Markets sprang back to life reporting healthy gains after the European
Summit last week. The S&P 500 in the US gained 2.0% on the week, the
EuroStoxx 50 index gained 3.6% and the EUR gained 0.8% versus the USD. Russia
climbed 5.0% as the price of oil rose 7.5%. Clearly, the market was pleased
with the outcome of the European Summit, will the positive dynamic last?
The European equity market has bounced 12.5% from its recent lows and is
now close to both its 100 and 200-day moving averages. A clean break higher
would certainly indicate increased confidence that political processes have
overwhelmed the systemic issues. However, from the current level we may need
more help to break through. The market has already rallied quickly and will
likely shift its attention back to the macro data, where the picture is more
cloudy.
This week we see several key data points. The US employment numbers and manufacturing
numbers are of considerable importance gauging that country’s ability to
sustain growth without resorting to further stimulus. A raft of European data
is expected to reflect austerity pressures. And, most important, the ECB and BoE will hold
rate-setting meetings. Consensus seems to expect that the ECB will cut rates
and the BoE will increase its government bond purchases. Neither decision will
markedly impact the economic situation in the near-term, but either will stimulate
further optimism on the part of investors.
The market remains risky as the economics are still difficult, and
policy execution risks remain very high. But, the European Union continues to
move slowly in the right direction, with continuous steps toward fiscal union.

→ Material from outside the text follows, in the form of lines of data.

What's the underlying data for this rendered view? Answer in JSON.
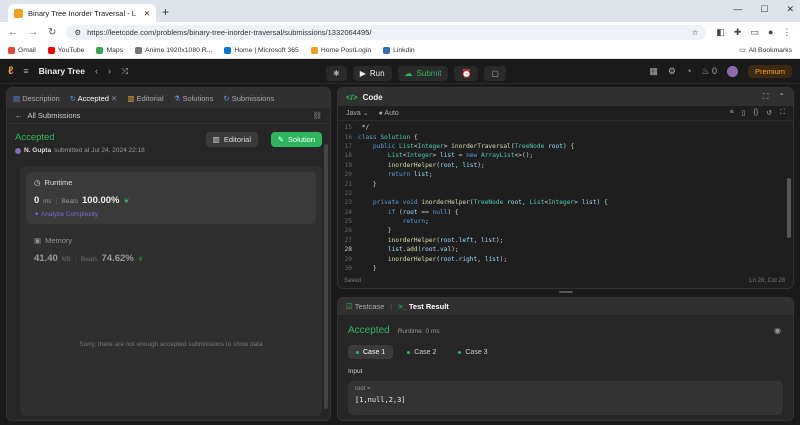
{
  "browser": {
    "tab_title": "Binary Tree Inorder Traversal - L",
    "url": "https://leetcode.com/problems/binary-tree-inorder-traversal/submissions/1332064495/",
    "bookmarks": [
      "Gmail",
      "YouTube",
      "Maps",
      "Anime 1920x1080 R...",
      "Home | Microsoft 365",
      "Home PostLogin",
      "Linkdin"
    ],
    "all_bookmarks": "All Bookmarks"
  },
  "topbar": {
    "problem_list": "Binary Tree",
    "run": "Run",
    "submit": "Submit",
    "streak": "0",
    "premium": "Premium"
  },
  "left": {
    "tabs": [
      "Description",
      "Accepted",
      "Editorial",
      "Solutions",
      "Submissions"
    ],
    "back_label": "All Submissions",
    "status": "Accepted",
    "user": "N. Gupta",
    "submitted": "submitted at Jul 24, 2024 22:18",
    "editorial_btn": "Editorial",
    "solution_btn": "Solution",
    "runtime_label": "Runtime",
    "runtime_value": "0",
    "runtime_unit": "ms",
    "beats_label": "Beats",
    "runtime_beats": "100.00%",
    "analyze": "Analyze Complexity",
    "memory_label": "Memory",
    "memory_value": "41.40",
    "memory_unit": "MB",
    "memory_beats": "74.62%",
    "no_data": "Sorry, there are not enough accepted submissions to show data"
  },
  "code": {
    "title": "Code",
    "language": "Java",
    "auto": "Auto",
    "saved": "Saved",
    "cursor": "Ln 28, Col 28"
  },
  "result": {
    "testcase_tab": "Testcase",
    "result_tab": "Test Result",
    "status": "Accepted",
    "runtime": "Runtime: 0 ms",
    "cases": [
      "Case 1",
      "Case 2",
      "Case 3"
    ],
    "input_label": "Input",
    "input_var": "root =",
    "input_value": "[1,null,2,3]"
  },
  "colors": {
    "accent_green": "#2db55d",
    "brand_orange": "#ffa116"
  }
}
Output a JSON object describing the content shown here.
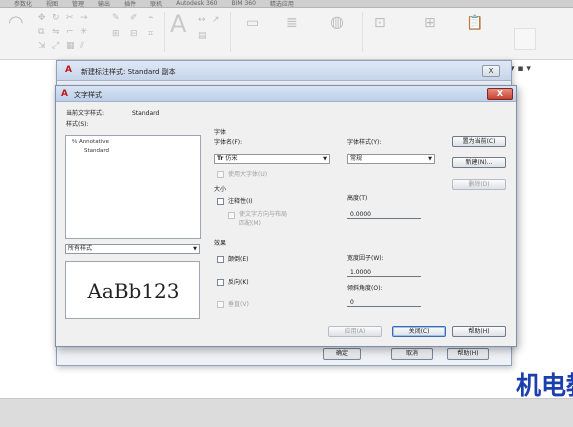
{
  "background": {
    "ribbon_tabs": [
      "参数化",
      "视图",
      "管理",
      "输出",
      "插件",
      "联机",
      "Autodesk 360",
      "BIM 360",
      "精选应用"
    ],
    "watermark": "机电教"
  },
  "outer_dialog": {
    "title": "新建标注样式: Standard 副本",
    "close_label": "X",
    "ok_label": "确定",
    "cancel_label": "取消",
    "help_label": "帮助(H)"
  },
  "dialog": {
    "title": "文字样式",
    "close_label": "X",
    "current_style_label": "当前文字样式:",
    "current_style_value": "Standard",
    "styles_label": "样式(S):",
    "styles": [
      "Annotative",
      "Standard"
    ],
    "filter_value": "所有样式",
    "preview_text": "AaBb123",
    "font_group_label": "字体",
    "font_name_label": "字体名(F):",
    "font_name_value": "仿宋",
    "font_style_label": "字体样式(Y):",
    "font_style_value": "常规",
    "use_big_font_label": "使用大字体(U)",
    "size_group_label": "大小",
    "annotative_label": "注释性(I)",
    "match_orientation_label": "使文字方向与布局",
    "match_orientation_label_2": "匹配(M)",
    "height_label": "高度(T)",
    "height_value": "0.0000",
    "effects_group_label": "效果",
    "upside_down_label": "颠倒(E)",
    "backwards_label": "反向(K)",
    "vertical_label": "垂直(V)",
    "width_factor_label": "宽度因子(W):",
    "width_factor_value": "1.0000",
    "oblique_angle_label": "倾斜角度(O):",
    "oblique_angle_value": "0",
    "set_current_label": "置为当前(C)",
    "new_label": "新建(N)...",
    "delete_label": "删除(D)",
    "apply_label": "应用(A)",
    "close_button_label": "关闭(C)",
    "help_label": "帮助(H)"
  }
}
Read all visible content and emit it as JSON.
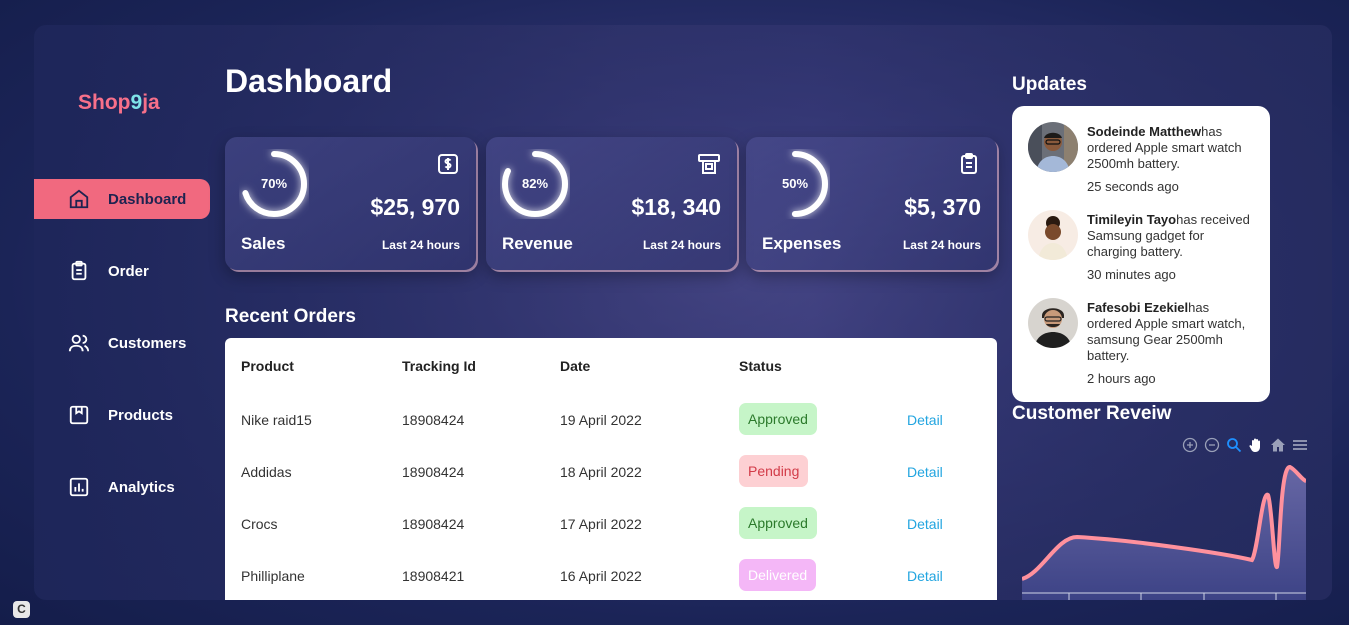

Such steps support optimistic claims that the European situation better
reflects the circumstance that led to the formation of the United States of
America than the events that led to the dissolution of the Soviet Union. At its
own outset, the USA attracted concerns of inconsistencies and unsustainable
dynamics. But, the sheer force of political will kept the project alive long
enough to achieve sufficient integration to overcome the multiple crises that
have occurred since.
In the last two years, Europe has repeatedly failed to overcome doubts
about levels of commitment. But, at the same time it has been slowly adjusting
and advancing toward a more sustainable solution. Now we are getting closer to
seeing what that solution looks like, what are the market implications?
Despite their recent bounce, European equities are at depressed levels.
Cyclical stocks will remain exposed to economic stress, and are best bought on
corrections. Dividend stocks should continue to pay well, with lower downside
risk, and the euro ought to resume its decline if the ECB goes ahead with the
rate cut that many now expect.
Russia too stands to benefit, as market stress eases. The Russian equity
market has shown an excessively high correlation with Europe. As such, it is
severely discounted, even whilst the more flexible FX policy means that ruble
earnings are stable. Over the summer, investors should understand that the
Russian economy has weathered the recent crisis quantitatively better than
previous events. Its discount to global markets should begin to close. Buying
Russian funds and blue chips looks increasingly wise.